What has changed in recent years is the movement of this social and mating pecking order from late high  school teens to early elementary children.  We have heaped a lot of social pressure on to younger children, resulting in higher and earlier  levels of eating disorders, social anxieties and teen depression.

I refer to the royal “we” in the comment above because as easy as it is to identify the outside demons in this shift of values, the reality is that we, as parents, are part of the problem. We have given our young children the freedom to choose and the economic buying power to make them targets. We have accepted ever-lowering standards of moral behaviour in television programming and given our children televisions or computers in their own room to watch whatever they  want.  We’ve given them devices to listen to, and 24-hour-a-day access  to, music that is often inappropriate and clearly influential.  In other words, we’ve put them into an adult world, then reeled a bit when they have taken to it like fish to water.

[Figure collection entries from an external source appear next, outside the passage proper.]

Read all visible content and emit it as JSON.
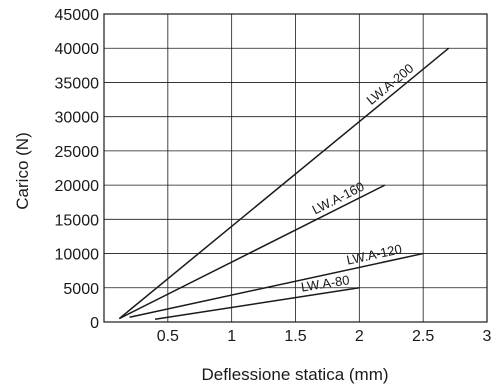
{
  "chart_data": {
    "type": "line",
    "title": "",
    "xlabel": "Deflessione statica (mm)",
    "ylabel": "Carico (N)",
    "xlim": [
      0,
      3
    ],
    "ylim": [
      0,
      45000
    ],
    "grid": true,
    "x_ticks": [
      {
        "value": 0.5,
        "label": "0.5"
      },
      {
        "value": 1,
        "label": "1"
      },
      {
        "value": 1.5,
        "label": "1.5"
      },
      {
        "value": 2,
        "label": "2"
      },
      {
        "value": 2.5,
        "label": "2.5"
      },
      {
        "value": 3,
        "label": "3"
      }
    ],
    "y_ticks": [
      {
        "value": 0,
        "label": "0"
      },
      {
        "value": 5000,
        "label": "5000"
      },
      {
        "value": 10000,
        "label": "10000"
      },
      {
        "value": 15000,
        "label": "15000"
      },
      {
        "value": 20000,
        "label": "20000"
      },
      {
        "value": 25000,
        "label": "25000"
      },
      {
        "value": 30000,
        "label": "30000"
      },
      {
        "value": 35000,
        "label": "35000"
      },
      {
        "value": 40000,
        "label": "40000"
      },
      {
        "value": 45000,
        "label": "45000"
      }
    ],
    "series": [
      {
        "name": "LW.A-200",
        "x": [
          0.12,
          2.7
        ],
        "y": [
          500,
          40000
        ]
      },
      {
        "name": "LW.A-160",
        "x": [
          0.12,
          2.2
        ],
        "y": [
          500,
          20000
        ]
      },
      {
        "name": "LW.A-120",
        "x": [
          0.2,
          2.5
        ],
        "y": [
          700,
          10000
        ]
      },
      {
        "name": "LW.A-80",
        "x": [
          0.4,
          2.0
        ],
        "y": [
          400,
          5000
        ]
      }
    ]
  }
}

Children are not adults, either physically or emotionally.  If we thrust them into an adult world, they will feel unworthy and their  inability to live up to the adult standards around them will likely create  significant stress in the short run and self-esteem issues for a lot longer.

Parents need to coalesce around the notion that a childhood is something worth maintaining until at least the entrance to high school.

I guarantee you that if a 100,000 parents of Grade 5 girls wrote  letters to Abercrombie and Fitch, saying they would permanently boycott their products if they didn’t pull these padded swimsuits from their offerings, you’d  see a lot more action out of the company than everyone simply reading a few  columns of indignation and then letting their kids go to the mall and buy  whatever they want while tweeting on their cell phones about the “cool” adult things they are doing.